Homebuyers are increasingly getting more common area and less liveable space in residential properties as average loading in leading regions like Mumbai Metropolitan Region (MMR), Delhi NCR and Bengaluru have crossed 40% from around 30% in 2019, according to a report by Anarock Property Consultants.
Loading is the difference between the super-built-up area and carpet area in a residential property.
Higher loading means buyers get less liveable space and pay more for common areas like elevators, lobbies, staircases, clubhouses etc.
Loading has gone up steadily in residential properties in top cities in the last couple years, according to the study.
Among the top seven cities, Bengaluru saw the highest percentile jump in average loading over the last seven years – from 30% in 2019 to 41% in Q1 2025. The jump coincides with the increasingly higher saturation of modern amenities that developers now include to cater to the modern lifestyle in the IT hub of Bengaluru, said the report.
MMR continues to see the highest loading among the top 7 cities with 43% in Q1 2025. The region has seen the average loading percentage grow steadily over the years – from 33% in 2019 to 39% in 2022 to 43% in Q1, 2025.
Chennai, on the other hand, has the least average loading rise in Q1 2025 with 36%, aligning with a city-specific demand profile where homebuyers prefer to pay more for usable space within their homes rather than for common areas. In 2019, Chennai’s average loading percentage was 30% like Bengaluru. It gradually rose to 32% in 2022 and further to 36% in Q1 2025, Anarock said.
In NCR, the average loading percentage rose from 31% in 2019 to 37% in 2022, and to 41% in Q1 2025.

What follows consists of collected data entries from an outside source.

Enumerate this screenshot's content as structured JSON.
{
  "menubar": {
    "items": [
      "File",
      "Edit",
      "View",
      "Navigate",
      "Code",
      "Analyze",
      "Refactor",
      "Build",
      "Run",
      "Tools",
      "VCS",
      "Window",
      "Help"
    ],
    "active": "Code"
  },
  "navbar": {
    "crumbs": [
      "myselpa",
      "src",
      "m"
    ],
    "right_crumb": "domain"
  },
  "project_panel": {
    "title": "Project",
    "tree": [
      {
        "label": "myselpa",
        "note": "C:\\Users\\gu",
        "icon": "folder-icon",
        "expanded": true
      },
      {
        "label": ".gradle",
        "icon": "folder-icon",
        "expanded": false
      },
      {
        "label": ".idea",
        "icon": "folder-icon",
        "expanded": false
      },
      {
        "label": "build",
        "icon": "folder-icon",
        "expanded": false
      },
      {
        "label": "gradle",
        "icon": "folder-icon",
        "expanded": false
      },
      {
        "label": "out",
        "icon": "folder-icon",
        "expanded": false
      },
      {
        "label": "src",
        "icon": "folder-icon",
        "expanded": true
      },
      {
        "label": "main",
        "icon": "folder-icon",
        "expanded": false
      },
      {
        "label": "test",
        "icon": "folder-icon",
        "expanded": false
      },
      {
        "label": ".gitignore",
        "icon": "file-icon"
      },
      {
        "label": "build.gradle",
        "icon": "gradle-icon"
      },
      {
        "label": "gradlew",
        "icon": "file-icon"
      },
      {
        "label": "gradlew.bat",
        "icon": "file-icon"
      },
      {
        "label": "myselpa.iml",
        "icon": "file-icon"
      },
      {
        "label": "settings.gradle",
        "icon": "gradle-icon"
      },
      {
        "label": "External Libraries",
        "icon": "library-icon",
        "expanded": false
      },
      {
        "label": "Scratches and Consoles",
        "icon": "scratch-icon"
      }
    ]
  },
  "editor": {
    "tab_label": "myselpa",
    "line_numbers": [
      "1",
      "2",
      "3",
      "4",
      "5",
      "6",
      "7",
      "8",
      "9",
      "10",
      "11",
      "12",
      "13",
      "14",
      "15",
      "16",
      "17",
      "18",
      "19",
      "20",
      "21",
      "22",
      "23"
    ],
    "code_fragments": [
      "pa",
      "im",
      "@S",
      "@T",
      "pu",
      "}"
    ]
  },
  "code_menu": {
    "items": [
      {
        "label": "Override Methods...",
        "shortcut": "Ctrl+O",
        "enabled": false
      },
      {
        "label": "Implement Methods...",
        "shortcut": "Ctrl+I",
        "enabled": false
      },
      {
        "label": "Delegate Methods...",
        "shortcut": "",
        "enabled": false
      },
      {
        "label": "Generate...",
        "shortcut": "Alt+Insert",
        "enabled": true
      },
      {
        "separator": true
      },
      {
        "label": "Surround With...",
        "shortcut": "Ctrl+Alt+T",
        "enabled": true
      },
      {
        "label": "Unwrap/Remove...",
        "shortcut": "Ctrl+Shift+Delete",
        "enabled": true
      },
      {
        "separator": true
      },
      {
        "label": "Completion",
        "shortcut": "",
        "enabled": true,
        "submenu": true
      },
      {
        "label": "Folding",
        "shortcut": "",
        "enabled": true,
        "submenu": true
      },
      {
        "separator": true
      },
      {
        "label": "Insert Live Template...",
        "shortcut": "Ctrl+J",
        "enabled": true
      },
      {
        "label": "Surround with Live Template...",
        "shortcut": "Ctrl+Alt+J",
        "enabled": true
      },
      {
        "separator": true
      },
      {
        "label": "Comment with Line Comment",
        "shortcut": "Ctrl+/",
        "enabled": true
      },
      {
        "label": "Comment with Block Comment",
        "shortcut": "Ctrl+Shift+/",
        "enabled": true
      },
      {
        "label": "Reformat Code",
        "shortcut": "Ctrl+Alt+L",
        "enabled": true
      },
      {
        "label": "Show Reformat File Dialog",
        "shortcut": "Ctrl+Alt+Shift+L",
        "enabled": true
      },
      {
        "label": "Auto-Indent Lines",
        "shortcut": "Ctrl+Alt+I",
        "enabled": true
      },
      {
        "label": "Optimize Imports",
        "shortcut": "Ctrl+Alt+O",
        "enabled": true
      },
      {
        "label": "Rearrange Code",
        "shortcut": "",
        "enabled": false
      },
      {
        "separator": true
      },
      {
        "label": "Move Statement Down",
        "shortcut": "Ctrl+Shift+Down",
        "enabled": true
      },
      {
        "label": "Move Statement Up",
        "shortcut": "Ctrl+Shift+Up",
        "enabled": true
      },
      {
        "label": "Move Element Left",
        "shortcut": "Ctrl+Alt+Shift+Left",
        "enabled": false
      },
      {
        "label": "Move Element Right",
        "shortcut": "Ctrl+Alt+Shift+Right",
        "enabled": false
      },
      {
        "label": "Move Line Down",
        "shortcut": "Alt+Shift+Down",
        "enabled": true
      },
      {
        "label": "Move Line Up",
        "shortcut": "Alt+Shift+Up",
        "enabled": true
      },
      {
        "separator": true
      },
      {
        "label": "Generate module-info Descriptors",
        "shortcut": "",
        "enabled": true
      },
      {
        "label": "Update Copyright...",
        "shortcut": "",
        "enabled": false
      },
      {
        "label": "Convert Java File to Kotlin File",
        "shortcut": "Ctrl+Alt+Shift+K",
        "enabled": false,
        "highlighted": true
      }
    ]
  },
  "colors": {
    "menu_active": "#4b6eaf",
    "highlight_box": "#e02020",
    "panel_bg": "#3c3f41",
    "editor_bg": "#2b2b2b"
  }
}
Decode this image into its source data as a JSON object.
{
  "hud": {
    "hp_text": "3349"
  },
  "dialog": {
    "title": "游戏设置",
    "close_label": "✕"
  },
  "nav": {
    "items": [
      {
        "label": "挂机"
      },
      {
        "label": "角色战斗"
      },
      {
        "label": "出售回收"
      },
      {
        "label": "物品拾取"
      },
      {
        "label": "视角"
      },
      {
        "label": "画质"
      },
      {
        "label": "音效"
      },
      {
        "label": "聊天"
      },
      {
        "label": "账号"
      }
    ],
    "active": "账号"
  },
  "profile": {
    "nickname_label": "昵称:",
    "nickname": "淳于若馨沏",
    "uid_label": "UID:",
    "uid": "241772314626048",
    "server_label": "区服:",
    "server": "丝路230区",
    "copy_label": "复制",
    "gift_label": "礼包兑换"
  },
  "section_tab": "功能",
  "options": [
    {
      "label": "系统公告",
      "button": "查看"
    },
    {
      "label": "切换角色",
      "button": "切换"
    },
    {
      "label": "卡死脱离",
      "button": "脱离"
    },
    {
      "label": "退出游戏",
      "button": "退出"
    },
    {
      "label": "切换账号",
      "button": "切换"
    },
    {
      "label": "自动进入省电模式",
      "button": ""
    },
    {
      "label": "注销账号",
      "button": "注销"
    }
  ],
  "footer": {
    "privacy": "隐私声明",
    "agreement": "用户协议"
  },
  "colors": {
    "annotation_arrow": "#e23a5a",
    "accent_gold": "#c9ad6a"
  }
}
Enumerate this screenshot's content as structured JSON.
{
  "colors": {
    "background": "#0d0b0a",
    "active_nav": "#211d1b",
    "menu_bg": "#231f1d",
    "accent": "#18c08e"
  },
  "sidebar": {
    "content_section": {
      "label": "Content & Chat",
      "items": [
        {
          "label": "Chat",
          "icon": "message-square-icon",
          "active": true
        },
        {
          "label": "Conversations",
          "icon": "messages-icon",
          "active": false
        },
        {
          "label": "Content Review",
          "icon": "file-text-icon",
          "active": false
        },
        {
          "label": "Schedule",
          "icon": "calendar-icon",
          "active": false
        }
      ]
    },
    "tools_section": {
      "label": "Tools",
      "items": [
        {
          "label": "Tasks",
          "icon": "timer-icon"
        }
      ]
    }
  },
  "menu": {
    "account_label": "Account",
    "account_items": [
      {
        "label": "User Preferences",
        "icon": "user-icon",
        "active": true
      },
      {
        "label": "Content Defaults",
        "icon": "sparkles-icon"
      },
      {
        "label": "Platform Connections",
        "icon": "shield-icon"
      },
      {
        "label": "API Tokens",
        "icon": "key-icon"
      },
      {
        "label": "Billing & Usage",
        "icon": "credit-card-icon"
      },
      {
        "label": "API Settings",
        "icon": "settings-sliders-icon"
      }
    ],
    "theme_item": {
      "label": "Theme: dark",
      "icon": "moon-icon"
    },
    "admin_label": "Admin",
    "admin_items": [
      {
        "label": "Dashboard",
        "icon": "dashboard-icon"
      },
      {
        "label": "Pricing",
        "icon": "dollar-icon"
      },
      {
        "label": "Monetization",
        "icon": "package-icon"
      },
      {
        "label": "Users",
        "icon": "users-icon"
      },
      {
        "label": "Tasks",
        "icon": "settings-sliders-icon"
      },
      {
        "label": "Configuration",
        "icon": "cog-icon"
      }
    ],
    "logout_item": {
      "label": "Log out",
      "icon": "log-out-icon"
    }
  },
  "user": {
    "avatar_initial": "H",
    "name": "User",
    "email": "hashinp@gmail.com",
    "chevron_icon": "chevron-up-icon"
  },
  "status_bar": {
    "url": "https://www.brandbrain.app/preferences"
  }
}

“While Rera now requires developers to mention the total carpet area provided to homebuyers, no law currently limits the loading factor in projects. Q1 2025 readings show that 60% of the total space, within their apartment homebuyers in the top 7 cities pay for, now is liveable space, and the remaining 40% is common areas – elevators, lobbies, staircases, clubhouses, amenities, terraces, and so on. The average loading percentage was 31% back in 2019,” said Prashant Thakur, Regional director & head – Research & Advisory, Anarock.
In the past, a loading of 30% or less was thought to be typical, he added. Today, higher amenity loading has become the norm across most projects, partly because homebuyers are no longer satisfied with basic amenities – they expect fitness centres, clubhouses, park-like gardens, and grand lobbies. Collectively, these features may improve comfort, community liveability and also resale value. However, homebuyers effectively lose on actual usable space within their apartments, he said.
In most cases, buyers across cities, except in Maharashtra, are unaware of how much they pay towards the overall usable space within their apartments. Respective state Rera should ideally enforce provisions wherein each project clearly mentions how much buyers are paying for the total usable space within the apartment, and for the amenities, he said.
Developers agree that loading has to be reasonable.
Sunil Pareek, executive director at Assetz Property Group said: “Grade A and responsible developers have an effecting of anywhere between 70-75%. In other words, the carpet area is around 70-75% of saleable area.” Loading beyond this seems unfair on consumers, Pareek added.